Mu Yan Kui, COO of Yihai Kerry, said China's 2018/19 season soybean imports from all origins could tumble to 86 million tons, from 96 million in the current season, if the trade war persists. Hog and poultry feeders can drastically cut their demand for U.S. soy by tapping government stocks, scaling back soymeal use in rations and using alternative feeds like sunflower or rapeseed meal.
If the trade conflict cannot be solved quickly and effectively, it will definitely reshape the global market, he told conference attendees.
Still, U.S. exporters said they were not willing to walk away from hard-won business, after investing between US$120 million and US$130 million in Chinese market development over the past 36 years.

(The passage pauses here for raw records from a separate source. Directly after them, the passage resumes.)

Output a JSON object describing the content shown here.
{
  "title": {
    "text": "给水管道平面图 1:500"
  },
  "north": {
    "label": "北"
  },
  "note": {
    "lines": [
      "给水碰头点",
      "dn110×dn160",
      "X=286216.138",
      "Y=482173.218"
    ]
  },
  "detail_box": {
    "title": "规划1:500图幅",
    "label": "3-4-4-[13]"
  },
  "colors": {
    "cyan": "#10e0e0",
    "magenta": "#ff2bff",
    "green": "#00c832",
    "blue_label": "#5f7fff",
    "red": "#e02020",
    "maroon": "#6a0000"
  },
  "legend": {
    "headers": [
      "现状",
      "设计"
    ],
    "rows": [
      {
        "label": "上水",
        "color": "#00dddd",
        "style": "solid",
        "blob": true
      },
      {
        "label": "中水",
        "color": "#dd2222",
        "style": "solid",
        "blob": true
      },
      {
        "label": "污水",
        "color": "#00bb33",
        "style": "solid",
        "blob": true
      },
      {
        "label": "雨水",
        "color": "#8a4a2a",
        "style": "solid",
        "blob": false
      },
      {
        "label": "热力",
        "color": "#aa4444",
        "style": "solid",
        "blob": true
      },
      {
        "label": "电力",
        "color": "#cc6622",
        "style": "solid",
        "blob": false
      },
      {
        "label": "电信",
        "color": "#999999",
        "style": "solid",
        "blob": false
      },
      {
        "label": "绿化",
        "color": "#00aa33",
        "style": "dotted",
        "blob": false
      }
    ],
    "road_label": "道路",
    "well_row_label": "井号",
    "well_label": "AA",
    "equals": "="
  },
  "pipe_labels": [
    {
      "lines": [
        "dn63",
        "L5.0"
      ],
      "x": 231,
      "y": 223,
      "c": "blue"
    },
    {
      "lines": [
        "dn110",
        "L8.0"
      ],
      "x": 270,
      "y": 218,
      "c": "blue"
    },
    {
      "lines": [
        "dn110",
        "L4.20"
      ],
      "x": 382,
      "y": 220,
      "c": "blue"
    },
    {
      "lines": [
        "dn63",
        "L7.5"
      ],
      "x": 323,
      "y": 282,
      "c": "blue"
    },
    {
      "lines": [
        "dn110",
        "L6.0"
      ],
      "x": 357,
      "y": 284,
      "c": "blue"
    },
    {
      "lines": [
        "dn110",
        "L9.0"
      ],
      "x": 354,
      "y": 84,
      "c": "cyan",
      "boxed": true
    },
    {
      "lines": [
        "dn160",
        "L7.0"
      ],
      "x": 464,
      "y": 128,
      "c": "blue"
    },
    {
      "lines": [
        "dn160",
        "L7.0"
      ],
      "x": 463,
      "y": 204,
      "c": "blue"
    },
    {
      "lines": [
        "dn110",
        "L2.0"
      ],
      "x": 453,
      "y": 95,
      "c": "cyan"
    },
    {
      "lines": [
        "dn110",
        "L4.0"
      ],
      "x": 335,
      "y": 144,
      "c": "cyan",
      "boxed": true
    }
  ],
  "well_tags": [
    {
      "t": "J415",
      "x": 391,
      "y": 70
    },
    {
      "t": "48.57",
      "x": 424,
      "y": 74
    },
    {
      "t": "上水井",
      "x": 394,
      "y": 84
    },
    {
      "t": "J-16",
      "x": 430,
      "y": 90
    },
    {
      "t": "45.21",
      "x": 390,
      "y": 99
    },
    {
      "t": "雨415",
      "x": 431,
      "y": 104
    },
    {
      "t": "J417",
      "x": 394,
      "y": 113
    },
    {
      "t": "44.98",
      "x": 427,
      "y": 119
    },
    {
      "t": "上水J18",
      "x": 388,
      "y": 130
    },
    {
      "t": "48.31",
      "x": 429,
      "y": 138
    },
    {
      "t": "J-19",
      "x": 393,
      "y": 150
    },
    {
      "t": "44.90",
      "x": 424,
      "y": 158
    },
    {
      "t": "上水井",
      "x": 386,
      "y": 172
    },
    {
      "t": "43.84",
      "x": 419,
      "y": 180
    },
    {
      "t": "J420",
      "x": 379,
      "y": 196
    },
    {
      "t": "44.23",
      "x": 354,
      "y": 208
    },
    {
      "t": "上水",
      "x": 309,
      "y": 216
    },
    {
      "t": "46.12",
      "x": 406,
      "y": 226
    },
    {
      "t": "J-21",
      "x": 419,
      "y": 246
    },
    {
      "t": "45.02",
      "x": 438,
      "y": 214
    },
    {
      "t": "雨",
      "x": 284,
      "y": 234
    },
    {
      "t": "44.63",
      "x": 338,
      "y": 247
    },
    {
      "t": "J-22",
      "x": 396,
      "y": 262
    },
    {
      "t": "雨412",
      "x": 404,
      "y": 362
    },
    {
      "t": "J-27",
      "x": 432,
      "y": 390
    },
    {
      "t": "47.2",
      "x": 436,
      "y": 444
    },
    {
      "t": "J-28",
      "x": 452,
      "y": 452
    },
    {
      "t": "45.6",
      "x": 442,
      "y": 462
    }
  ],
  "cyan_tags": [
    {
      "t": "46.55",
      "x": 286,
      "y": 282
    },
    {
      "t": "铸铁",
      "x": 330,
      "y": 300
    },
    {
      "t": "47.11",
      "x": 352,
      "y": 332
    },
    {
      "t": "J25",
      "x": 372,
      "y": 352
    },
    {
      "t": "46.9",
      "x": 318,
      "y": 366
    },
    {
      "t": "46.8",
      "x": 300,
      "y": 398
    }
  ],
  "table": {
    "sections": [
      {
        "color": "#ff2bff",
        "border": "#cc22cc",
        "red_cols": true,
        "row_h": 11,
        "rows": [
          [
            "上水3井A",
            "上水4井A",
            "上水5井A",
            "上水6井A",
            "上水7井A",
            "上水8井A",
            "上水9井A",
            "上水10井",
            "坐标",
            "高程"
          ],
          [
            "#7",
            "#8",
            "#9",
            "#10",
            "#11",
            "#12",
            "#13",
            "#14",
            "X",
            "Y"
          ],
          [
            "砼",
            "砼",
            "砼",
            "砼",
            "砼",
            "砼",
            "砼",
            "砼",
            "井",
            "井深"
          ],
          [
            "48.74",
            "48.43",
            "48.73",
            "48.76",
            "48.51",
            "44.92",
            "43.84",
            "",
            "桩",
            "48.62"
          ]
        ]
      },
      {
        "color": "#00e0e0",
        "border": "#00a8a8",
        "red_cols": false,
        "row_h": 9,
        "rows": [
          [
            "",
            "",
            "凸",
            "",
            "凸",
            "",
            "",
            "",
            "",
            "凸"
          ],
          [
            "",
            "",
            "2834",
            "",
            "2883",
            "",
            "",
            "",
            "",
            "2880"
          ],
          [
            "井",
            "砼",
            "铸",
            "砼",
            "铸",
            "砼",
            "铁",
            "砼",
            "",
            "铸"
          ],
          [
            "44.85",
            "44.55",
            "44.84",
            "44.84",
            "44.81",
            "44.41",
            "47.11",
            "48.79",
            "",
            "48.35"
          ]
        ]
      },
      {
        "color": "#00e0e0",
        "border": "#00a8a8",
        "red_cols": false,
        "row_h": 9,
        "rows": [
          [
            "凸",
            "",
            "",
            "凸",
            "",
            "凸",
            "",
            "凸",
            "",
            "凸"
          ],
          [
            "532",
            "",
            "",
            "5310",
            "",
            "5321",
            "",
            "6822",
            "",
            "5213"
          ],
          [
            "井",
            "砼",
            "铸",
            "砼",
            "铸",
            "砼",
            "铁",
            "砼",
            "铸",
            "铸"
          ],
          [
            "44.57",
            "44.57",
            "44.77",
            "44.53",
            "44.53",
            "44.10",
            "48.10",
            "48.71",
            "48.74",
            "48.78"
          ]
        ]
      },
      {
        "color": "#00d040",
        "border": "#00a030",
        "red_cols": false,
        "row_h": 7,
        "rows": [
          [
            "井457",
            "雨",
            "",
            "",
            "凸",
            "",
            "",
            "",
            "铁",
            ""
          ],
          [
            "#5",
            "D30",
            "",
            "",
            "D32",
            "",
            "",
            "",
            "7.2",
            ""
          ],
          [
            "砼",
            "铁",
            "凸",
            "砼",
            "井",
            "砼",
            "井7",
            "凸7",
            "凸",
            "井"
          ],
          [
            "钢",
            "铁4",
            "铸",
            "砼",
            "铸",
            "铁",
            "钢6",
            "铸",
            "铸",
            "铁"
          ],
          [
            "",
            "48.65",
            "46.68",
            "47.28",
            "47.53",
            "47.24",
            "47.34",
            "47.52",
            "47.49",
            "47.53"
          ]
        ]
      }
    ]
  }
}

We made a conscious decision not to suspend our programs in China so we are continuing to operate our promotional and educational programs there. Part of that is bringing a delegation here, Jim Sutter, USSEC's chief executive officer, said in an interview at the Missouri farm on Tuesday.
U.S. soybean prices have tumbled about 18% over the past three months as the threat of tariffs shifted Chinese buyers to book soybeans almost exclusively from Brazil, the top exporter of the oilseed.
The industries in the United States and China have hosted purchase-agreement signing events up to three times a year in recent years, but have not done so since a ceremony last November in Beijing, said Xiaoping Zhang, USSEC's director for China.
An event in July 2017 in the United States resulted in 12.5 million tons in purchase agreements, the second-largest one-off deal for U.S. soybeans ever.
Members of the Chinese delegation said though business was complicated by the tariffs, they had exchanged market views with their U.S. counterparts.